While all indications are the pact — officially called the Comprehensive Economic and Trade Agreement (CETA) — will in time be finished and ratified by parliamentarians in Canada and Europe, the chance is that the deal will run into problems increases as time goes on.

It is expected that the new MEPs will approve CETA but 28 member states of the EU must also ratify the pact. The ratification of a CETA with Canada will depend on the agreement's scope. If the agreement deals solely with matters over which the EU has exclusive jurisdiction, ratification will follow the normal legislative procedure, under which a bill must be passed jointly by the European Parliament and the Council of the EU, which is comprised of ministers from the 28 member states.  In the event of a “mixed agreement” (one with some provisions falling under EU jurisdiction and some under member state jurisdiction), in addition to the normal legislative procedure at the European level described above, ratification of the agreement by each of the 28 EU member states will be required. The EU member states would thus have a greater influence on the outcome of the negotiations in the second scenario

Negotiators are still working on a small number of important outstanding issues.
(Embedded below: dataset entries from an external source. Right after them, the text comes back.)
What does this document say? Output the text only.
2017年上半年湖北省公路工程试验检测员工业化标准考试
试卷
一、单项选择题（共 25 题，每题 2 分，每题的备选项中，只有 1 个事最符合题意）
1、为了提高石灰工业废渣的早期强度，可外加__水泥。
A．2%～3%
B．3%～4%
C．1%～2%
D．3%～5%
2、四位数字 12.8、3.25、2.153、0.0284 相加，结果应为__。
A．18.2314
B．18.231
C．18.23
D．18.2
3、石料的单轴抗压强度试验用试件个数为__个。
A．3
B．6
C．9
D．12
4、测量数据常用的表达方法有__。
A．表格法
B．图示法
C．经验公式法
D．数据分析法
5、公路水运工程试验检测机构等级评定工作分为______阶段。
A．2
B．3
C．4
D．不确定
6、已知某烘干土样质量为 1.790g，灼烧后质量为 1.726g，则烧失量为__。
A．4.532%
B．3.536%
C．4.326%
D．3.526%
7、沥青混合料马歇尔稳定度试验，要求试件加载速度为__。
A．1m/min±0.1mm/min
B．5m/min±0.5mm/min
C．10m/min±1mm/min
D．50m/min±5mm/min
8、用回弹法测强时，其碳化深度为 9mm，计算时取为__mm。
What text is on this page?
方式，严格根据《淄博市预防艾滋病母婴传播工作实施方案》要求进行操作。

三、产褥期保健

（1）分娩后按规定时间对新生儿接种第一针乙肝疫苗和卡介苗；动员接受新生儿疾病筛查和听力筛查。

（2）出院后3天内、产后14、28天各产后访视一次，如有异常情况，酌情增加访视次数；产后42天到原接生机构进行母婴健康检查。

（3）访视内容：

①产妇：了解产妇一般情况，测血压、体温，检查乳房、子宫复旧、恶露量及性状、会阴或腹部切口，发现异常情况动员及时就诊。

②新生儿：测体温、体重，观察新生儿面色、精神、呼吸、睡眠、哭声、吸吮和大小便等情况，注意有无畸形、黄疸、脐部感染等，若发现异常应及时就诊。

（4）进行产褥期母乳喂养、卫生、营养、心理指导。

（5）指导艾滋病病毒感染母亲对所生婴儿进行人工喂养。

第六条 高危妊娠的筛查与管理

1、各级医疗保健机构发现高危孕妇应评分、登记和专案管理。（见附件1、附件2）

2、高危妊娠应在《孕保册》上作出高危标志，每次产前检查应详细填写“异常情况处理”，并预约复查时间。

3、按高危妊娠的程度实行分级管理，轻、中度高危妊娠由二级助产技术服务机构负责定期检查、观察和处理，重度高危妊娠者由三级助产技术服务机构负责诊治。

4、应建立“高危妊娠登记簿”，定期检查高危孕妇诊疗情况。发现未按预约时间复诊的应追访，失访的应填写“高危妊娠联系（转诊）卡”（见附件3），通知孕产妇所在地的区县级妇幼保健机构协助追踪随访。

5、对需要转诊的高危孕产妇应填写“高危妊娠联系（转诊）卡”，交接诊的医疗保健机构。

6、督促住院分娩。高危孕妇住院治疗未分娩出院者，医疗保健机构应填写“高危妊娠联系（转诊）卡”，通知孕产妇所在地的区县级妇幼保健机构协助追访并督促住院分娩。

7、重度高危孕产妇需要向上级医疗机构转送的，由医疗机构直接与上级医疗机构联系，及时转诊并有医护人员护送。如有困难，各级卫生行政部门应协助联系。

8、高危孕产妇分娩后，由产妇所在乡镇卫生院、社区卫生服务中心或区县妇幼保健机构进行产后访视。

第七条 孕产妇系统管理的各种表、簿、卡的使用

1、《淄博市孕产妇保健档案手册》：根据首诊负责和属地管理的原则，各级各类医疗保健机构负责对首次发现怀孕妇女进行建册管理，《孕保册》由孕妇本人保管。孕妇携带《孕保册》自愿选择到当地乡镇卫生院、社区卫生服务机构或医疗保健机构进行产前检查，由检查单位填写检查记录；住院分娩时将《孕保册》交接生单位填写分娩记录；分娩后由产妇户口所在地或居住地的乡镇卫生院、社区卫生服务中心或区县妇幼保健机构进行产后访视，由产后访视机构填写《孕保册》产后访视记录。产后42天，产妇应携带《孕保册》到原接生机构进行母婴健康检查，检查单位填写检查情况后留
On the table are proposed rules related to import quotas for beef and pork, provision of services by business, investment rules and guidelines for determining, for instance, whether Canadian-exported cars with a mix of Canadian and United States parts are eligible for tariff reductions under CETA.

The CETA talks could yet be influenced by the investor-state worries raised by the EU-U.S. negotiations.

The CETA would have the potential to boost bilateral trade by $38 billion, an increase of 20%.